Updated on 2024-12-13 GMT+08:00

FlinkServer Job Restart Policies

Flink supports different restart policies to control whether and how to restart a job when a fault occurs. If no restart policy is specified, the cluster uses the default restart policy. You can also specify a restart policy when submitting a job. For details about how to configure such a policy on the job development page of MRS 3.1.0 or later, see Creating a FlinkServer Job.

The restart policy can be specified by configuring the restart-strategy parameter in the Flink configuration file Client installation directory/Flink/flink/conf/flink-conf.yaml or can be dynamically specified in the application code. The configuration takes effect globally. Restart policies include failure-rate and the following two default policies:

  • No restart: If CheckPoint is not enabled, this policy is used by default.
  • Fixed-delay: If CheckPoint is enabled but no restart policy is configured, this policy is used by default.

No restart Policy

When a fault occurs, the job fails and does not attempt to restart.

Configure the parameter as follows:

restart-strategy: none

fixed-delay Policy

When a fault occurs, the job attempts to restart for a fixed number of times. If the number of attempts exceeds the times you specified, the job fails. The restart policy waits for a fixed period of time between two consecutive restart attempts.

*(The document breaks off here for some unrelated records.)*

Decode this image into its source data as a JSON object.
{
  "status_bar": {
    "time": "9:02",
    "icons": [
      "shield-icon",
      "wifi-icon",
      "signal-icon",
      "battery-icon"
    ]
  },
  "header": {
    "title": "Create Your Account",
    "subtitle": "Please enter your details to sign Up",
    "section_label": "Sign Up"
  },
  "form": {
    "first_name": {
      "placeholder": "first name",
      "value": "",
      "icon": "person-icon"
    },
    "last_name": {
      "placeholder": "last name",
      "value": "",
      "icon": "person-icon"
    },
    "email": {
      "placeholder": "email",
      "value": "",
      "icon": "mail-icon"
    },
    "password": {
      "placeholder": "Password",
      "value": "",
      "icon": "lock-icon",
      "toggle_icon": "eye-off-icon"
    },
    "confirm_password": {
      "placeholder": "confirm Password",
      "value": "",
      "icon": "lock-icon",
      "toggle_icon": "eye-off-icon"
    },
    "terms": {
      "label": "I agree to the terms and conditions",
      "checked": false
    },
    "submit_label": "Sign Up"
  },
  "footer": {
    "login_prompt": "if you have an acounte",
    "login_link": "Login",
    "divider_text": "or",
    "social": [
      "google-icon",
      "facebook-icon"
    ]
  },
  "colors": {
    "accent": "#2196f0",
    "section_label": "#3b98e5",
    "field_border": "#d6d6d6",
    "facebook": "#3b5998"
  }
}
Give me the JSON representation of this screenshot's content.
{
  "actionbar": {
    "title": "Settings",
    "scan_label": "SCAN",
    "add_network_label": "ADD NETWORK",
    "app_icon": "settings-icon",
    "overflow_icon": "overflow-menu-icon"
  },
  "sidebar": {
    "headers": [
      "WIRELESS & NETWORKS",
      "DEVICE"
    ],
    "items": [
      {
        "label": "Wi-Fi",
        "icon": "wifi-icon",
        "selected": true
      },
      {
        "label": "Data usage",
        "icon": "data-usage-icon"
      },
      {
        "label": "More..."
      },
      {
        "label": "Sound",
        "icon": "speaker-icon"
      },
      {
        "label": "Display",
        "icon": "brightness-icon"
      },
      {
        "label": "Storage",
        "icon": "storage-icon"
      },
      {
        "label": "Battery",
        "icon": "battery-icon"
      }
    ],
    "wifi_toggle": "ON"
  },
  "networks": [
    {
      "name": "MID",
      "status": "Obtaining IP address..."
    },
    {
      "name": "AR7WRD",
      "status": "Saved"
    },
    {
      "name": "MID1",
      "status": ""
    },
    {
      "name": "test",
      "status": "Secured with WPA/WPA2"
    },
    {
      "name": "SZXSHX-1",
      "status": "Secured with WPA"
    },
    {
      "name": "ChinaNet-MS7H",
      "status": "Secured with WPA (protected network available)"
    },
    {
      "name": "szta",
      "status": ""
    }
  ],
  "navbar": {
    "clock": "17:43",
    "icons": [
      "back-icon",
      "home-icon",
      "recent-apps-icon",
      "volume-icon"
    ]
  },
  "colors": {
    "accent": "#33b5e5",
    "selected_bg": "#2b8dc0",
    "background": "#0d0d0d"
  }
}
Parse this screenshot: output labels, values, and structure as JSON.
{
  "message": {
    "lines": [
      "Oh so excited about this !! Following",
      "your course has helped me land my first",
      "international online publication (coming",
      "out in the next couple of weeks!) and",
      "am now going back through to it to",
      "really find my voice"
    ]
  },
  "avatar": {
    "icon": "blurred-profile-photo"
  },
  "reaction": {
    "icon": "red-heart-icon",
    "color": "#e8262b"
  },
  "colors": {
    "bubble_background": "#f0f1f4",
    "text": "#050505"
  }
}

In the following example, a job fails if the job attempts to restart for three times at an interval of 10 seconds. Configure the parameters as follows:

restart-strategy: fixed-delay
restart-strategy.fixed-delay.attempts: 3
restart-strategy.fixed-delay.delay: 10 s

failure-rate Policy

When a job fails, the job restarts directly. If the failure rate exceeds the value you configured, the job is considered as failed. The restart policy waits for a fixed period of time between two consecutive restart attempts.

In the following example, a job is considered as failed if the job attempts to restart for three times at an interval of 10 minutes. Configure the parameters as follows:

restart-strategy: failure-rate
restart-strategy.failure-rate.max-failures-per-interval: 3
restart-strategy.failure-rate.failure-rate-interval: 10 min
restart-strategy.failure-rate.delay: 10 s

Selecting a Restart Policy

  • If you do not want to retry a failed job, select the No restart policy.
  • To retry a failed job, select the failure-rate policy. If the fixed-delay policy is used, the number of job failures may reach the maximum number of retries due to hardware faults such as network and memory faults. As a result, the job fails.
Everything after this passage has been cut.